Not your traditional ... Vegan fruit cake

This week our local supermarket has been very fortunate in its acquisition of delicious and ripe mango fruits. Aside from simply gorging on these delicious fruits as they are, I decided it would be nice to incorporate them into a recipe.  I have been toying with a white cake recipe, very similar to my vegan chocolate cake, yet I decided to make a white cake with added fruit instead.

As opposed to what most think of as a fruit cake, I have not chopped and added all of my fruits to the batter, only the strawberries and orange peel. I really wanted the mango to be the star of the show here, and star it did! The moisture from the mango permeates the lower half of the cake with delicious mango goodness and every few bites you get a piece of strawberry bursting in your mouth. The cake itself is beautifully moist, yet still crummy, and not too sweet. As Mary Berry might say, it was very scrummy!

If you need a touch of summer in the middle of these cold winter days, give this recipe a try!  




Vegan fruity cake


Wet ingredients:
  • I cup vegan milk, I used rice milk
  • 1 tsp. apple cider vinegar
  • 3/4 cup sugar
  • 1/3 cup oil, a neutral one or very mild EVOO
  • 1 tsp. vanilla extract
  • 1 tbsp. grated orange peel
Dry ingredients:
  • 1-1/3 cup all-purpose flour
  • 1/2 tsp baking powder
  • 3/4 tsp baking soda
  • 1/4 tsp salt
 Extras:
  •  1/4 cup chopped, frozen strawberries
  • 1 ripe mango 


Heat your oven to 350F.  Line a 9" circle cake pan with parchment paper and grease with vegan butter. 

Mix together your dry ingredients and set aside.
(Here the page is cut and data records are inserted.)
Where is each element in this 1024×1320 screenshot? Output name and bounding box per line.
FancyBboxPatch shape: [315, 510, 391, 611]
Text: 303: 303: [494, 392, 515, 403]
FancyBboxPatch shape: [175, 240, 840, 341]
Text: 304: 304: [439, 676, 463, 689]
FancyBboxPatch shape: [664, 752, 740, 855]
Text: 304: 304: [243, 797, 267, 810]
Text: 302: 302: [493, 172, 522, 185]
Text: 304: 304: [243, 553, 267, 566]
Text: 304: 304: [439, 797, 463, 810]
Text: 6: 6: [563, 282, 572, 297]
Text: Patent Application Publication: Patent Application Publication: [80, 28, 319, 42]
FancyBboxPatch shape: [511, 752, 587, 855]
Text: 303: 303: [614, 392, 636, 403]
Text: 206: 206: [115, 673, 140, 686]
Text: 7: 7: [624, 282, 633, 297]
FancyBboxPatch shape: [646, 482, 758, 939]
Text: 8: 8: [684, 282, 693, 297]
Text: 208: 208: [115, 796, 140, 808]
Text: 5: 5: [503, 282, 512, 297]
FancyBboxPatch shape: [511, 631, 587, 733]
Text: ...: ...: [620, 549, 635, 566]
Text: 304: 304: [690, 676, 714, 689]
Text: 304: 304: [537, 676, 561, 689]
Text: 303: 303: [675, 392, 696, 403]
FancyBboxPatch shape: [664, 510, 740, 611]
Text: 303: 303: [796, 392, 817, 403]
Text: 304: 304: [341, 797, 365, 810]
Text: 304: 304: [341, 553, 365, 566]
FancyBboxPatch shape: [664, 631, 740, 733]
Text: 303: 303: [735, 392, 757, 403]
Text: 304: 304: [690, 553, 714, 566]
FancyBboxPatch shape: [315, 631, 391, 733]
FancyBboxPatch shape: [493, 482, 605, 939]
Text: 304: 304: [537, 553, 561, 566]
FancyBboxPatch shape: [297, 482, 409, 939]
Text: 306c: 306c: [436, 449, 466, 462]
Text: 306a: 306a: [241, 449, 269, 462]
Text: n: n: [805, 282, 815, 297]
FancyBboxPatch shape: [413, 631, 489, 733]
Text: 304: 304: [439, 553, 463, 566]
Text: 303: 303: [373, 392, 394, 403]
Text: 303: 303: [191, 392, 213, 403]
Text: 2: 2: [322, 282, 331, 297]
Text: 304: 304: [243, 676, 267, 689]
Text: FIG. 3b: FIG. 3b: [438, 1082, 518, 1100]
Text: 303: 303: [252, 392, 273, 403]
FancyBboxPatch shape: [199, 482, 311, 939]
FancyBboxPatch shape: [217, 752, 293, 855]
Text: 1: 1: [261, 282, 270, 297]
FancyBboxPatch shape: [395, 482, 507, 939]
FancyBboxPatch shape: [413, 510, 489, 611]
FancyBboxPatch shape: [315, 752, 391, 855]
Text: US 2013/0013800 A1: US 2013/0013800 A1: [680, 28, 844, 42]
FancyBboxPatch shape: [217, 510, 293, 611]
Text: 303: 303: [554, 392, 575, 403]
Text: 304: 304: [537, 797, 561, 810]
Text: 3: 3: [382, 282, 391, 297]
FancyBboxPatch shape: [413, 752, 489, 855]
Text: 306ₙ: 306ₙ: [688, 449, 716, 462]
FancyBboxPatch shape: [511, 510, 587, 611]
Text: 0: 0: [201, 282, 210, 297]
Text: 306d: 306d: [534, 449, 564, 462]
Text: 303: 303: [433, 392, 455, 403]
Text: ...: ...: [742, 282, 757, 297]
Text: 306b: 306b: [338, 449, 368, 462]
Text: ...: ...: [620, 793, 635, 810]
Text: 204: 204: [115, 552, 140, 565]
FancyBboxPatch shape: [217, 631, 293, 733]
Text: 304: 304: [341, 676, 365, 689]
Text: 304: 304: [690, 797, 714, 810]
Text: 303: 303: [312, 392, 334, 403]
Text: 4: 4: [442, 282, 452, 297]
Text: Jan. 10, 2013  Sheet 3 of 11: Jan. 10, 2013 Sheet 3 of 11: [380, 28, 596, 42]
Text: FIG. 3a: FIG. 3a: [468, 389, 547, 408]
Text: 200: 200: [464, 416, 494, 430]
In your mixing bowl combine the wet ingredients and mix until incorporated, slowly add in your dry mixture and whisk until combined, but do not overwork it.

Fold in the strawberries.

Pour the batter into your prepared pan and put in the oven, either the lower or middle rack. 
Bake for 30-35 minutes, insert a toothpick in center to make sure it is done (the pick should come out clean.) Test in a few spots as the strawberries will provide moisture in certain spots and may indicate it is not done when it is!

Remove the cake when done, set for 10 minutes and then remove from the pan and allow to completely cool.  Once the cake has cooled, use a large knife to slice it horizontally separating the top from the bottom. Slice the mango into thin slices and layer the middle of the cake, replace the top and serve immediately, or allow to rest for an hour or so if you want that juicy lower layer from the mango juices.

As an accompaniment to this cake, perhaps try whipping up some vegan buttercream or whipped cream?